Auf diese Nachricht hat die Welt gewartet: Das Mainzer Unternehmen Biontech und der Pharmakonzern Pfizer haben eine entscheidende Etappe hin zu einem wirkungsvollen Corona-Impfstoff geschafft. Einem Impfstoff mit mehr als 90-prozentigem Schutz vor Covid-19.

„Hart aber fair": Zulassung des Corona-Impfstoffs schon kommende Woche?

Die Unternehmen wollen möglicherweise bereits in der kommenden Woche eine Zulassung in den USA beantragen. Bundesgesundheitsminister Jens Spahn (CDU) will nach eigenen Worten erreichen, dass Deutschland mit als erstes beliefert wird, wenn ein deutsches Unternehmen einen Impfstoff entwickelt.

Können wir bald wieder ein Leben führen wie vor Corona? Und wie gut wird der Impfstoff wirken? „Trump ist abgewählt, der Corona-Impfstoff gefunden – man könnte meinen, Gott hat wieder Spaß an der Arbeit“, erklärte Plasberg zu Beginn launig.

Karl Lauterbach bei „Hart aber fair" zum Impfstoff: „Ganz klarer Durchbruch”

Anschließend erklärt der sonst so skeptische SPD-Gesundheitsexperte Karl Lauterbach optimistisch: „Das ist ein ganz klarer Durchbruch!”

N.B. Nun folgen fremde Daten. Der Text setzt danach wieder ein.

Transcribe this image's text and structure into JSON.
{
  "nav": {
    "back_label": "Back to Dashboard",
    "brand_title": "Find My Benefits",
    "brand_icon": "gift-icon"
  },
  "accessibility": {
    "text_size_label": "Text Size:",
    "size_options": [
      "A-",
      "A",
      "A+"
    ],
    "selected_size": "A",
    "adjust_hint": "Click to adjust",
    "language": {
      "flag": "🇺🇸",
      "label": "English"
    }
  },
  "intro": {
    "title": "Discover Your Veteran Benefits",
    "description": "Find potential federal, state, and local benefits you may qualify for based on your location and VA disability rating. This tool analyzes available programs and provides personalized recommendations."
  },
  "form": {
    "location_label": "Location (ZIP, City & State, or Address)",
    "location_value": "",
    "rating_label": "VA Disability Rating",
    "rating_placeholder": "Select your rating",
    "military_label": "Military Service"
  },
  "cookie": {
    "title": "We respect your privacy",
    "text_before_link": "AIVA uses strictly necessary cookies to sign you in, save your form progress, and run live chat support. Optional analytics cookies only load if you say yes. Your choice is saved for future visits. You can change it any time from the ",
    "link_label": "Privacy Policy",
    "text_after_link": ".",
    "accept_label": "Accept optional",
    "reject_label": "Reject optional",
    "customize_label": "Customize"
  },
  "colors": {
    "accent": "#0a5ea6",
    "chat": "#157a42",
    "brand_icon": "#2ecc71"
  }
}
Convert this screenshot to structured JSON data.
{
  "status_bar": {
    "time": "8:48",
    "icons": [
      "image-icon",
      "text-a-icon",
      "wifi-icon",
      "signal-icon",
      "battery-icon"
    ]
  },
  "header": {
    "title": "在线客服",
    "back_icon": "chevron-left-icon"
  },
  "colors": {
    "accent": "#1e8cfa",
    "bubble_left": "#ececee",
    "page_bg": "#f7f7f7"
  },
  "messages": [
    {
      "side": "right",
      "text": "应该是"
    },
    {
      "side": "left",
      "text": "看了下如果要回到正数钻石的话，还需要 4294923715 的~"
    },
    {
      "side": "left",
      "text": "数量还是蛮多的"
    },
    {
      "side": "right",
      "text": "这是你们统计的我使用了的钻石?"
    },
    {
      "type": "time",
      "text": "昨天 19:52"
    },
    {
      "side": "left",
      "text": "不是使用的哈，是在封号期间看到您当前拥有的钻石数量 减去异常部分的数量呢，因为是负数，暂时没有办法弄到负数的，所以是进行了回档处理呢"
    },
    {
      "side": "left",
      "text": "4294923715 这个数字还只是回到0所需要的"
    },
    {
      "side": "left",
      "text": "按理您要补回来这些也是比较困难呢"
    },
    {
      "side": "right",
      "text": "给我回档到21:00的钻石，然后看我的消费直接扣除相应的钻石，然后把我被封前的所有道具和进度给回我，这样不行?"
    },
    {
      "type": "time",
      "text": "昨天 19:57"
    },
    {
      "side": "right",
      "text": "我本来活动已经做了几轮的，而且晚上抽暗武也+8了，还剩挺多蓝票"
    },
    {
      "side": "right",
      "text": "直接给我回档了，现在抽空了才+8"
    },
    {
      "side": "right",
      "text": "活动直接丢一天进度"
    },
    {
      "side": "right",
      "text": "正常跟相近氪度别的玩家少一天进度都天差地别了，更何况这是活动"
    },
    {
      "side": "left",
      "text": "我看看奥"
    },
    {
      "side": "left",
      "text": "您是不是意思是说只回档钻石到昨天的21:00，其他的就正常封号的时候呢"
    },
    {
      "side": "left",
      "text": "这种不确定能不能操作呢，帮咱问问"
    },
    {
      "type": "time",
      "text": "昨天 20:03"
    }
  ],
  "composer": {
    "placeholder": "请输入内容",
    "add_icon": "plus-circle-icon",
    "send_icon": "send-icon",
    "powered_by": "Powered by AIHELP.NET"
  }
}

Biontech sei immer sehr transparent mit den Daten und Studien umgegangen, „die Wahrscheinlichkeit, dass der Impfstoff nicht gut wirkt, ist gering”, so Lauterbach. „Das ist ein Game Changer.” Auch weil es so aussehe, als könne der Impfstoff schnell in großer Menge produziert werden. Lauterbach: „Die Wahrscheinlichkeit. dass wir Corona damit besiegen, ist sehr groß.”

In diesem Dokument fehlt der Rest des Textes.